Associate Professor Marama Muru-Lanning (Waikato, Ngāti Maniapoto, Ngāti Whātua), Director of James Henare Research Centre and Principal Investigator with Te Pūnaha Matatini, and Dr Hilary Lapsley, Senior Research Fellow, James Henare Research Centre, comment:

“‘E kore tēnei whakaoranga e huri ki tua o aku mokopuna’: We must provide our children and their children with a better platform than the one we inherited’.

“Three years ago kaumātua and kuia from Waikato-Tainui greeted the announcement of the establishment of Te Aka Whai Ora, the Māori Health Authority as a signal that the vision of Princess Te Puea Herangi, their beloved leader in times past, would now come to fruition. After decades of pushing for Māori control of their own health initiatives, a new day was on the horizon.

“There is no way of knowing how much the health of older Māori will be set back by the disestablishment of Te Aka Whai Ora. Our research has shown that overwhelmingly, kaumātua are disappointed in health services. ‘The system is not designed for us,’ they say. ‘The way it works does not suit Māori.’ At the heart of their accounts is mistrust arising from violations of tikanga. Manaakitanga, the mutual process of hospitality, respect and kindness, is part of tikanga and is essential to trust. For the kaumātua we work with, it is difficult to achieve trust because of the
way Western-modelled health services are organised and delivered.

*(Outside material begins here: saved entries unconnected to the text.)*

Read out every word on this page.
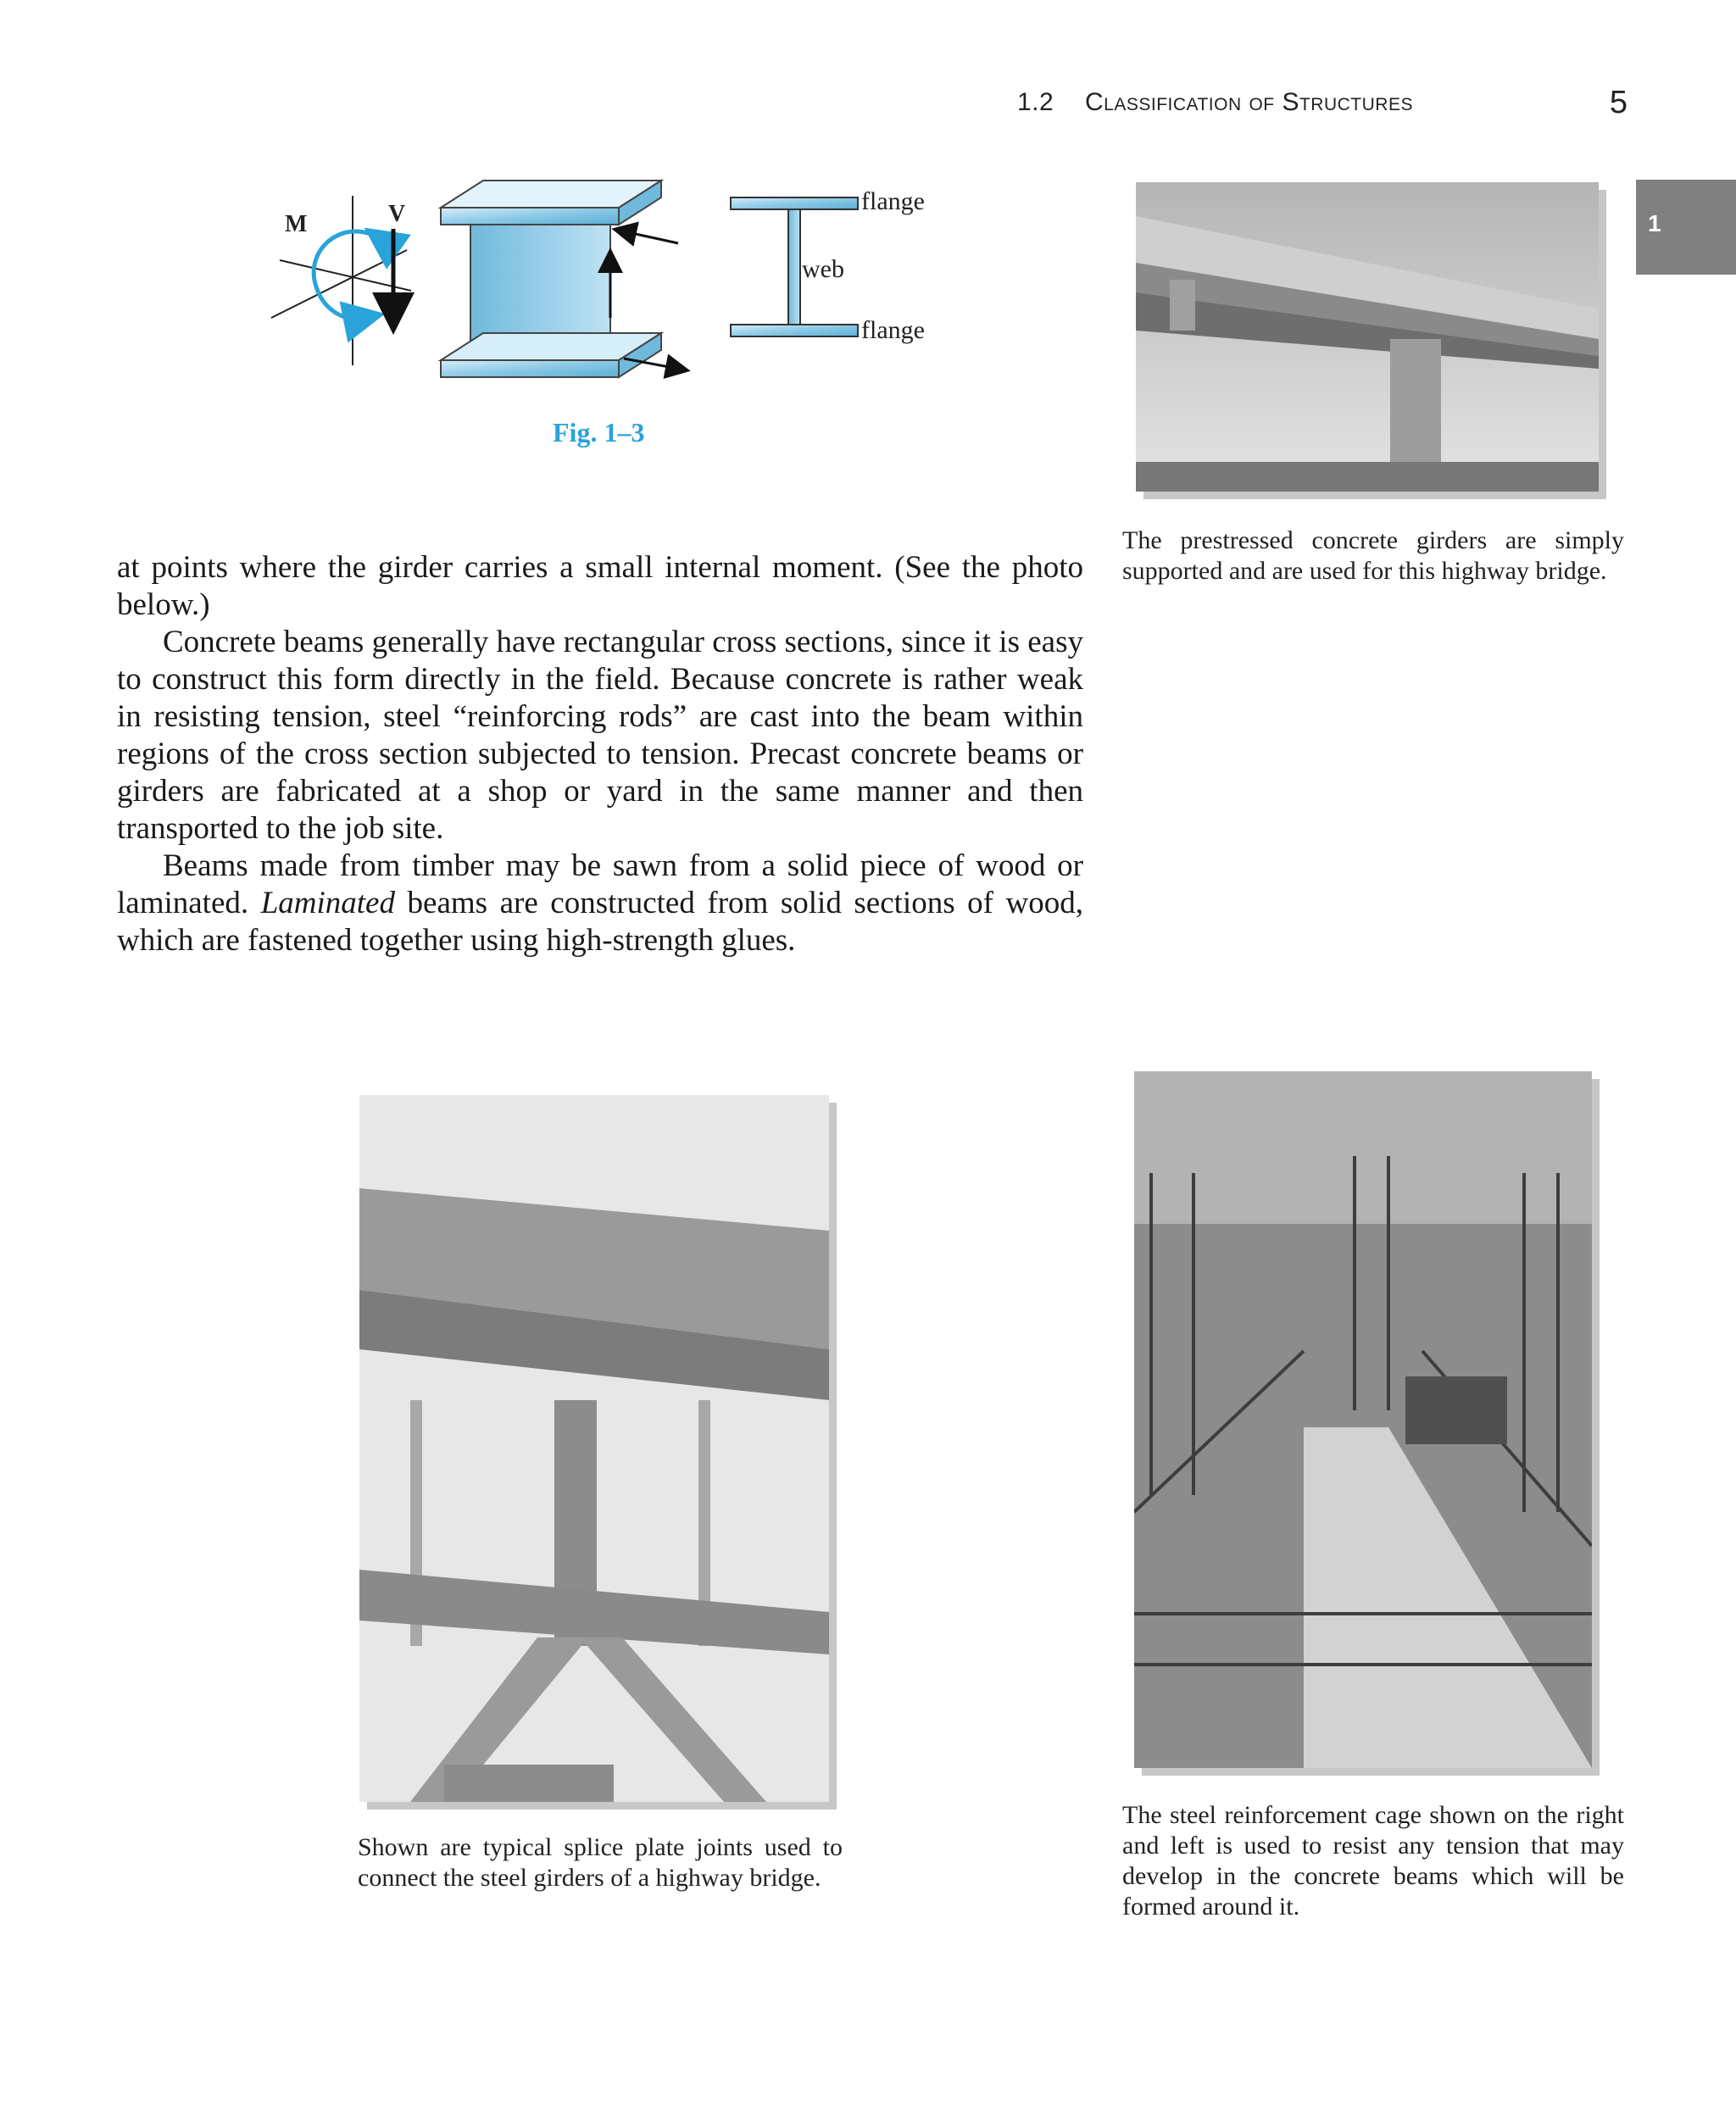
1.2 Classification of Structures	5
1
M	V	flange
web
flange
Fig. 1–3

at points where the girder carries a small internal moment. (See the photo below.)

Concrete beams generally have rectangular cross sections, since it is easy to construct this form directly in the field. Because concrete is rather weak in resisting tension, steel “reinforcing rods” are cast into the beam within regions of the cross section subjected to tension. Precast concrete beams or girders are fabricated at a shop or yard in the same manner and then transported to the job site.

Beams made from timber may be sawn from a solid piece of wood or laminated. Laminated beams are constructed from solid sections of wood, which are fastened together using high-strength glues.

The prestressed concrete girders are simply supported and are used for this highway bridge.
Shown are typical splice plate joints used to connect the steel girders of a highway bridge.
The steel reinforcement cage shown on the right and left is used to resist any tension that may develop in the concrete beams which will be formed around it.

“It is a long road to closing the massive gap between kaumātua and older non-Māori health and life expectancy. But kaumātua are resilient and have their eyes on the future. Hoping that things will be better for their mokopuna gives them heart. The present government’s actions crush that hope.”

Conflict of interest statement: “We are undertaking research on kaumātua health and wellbeing funded by the Health Research Council.”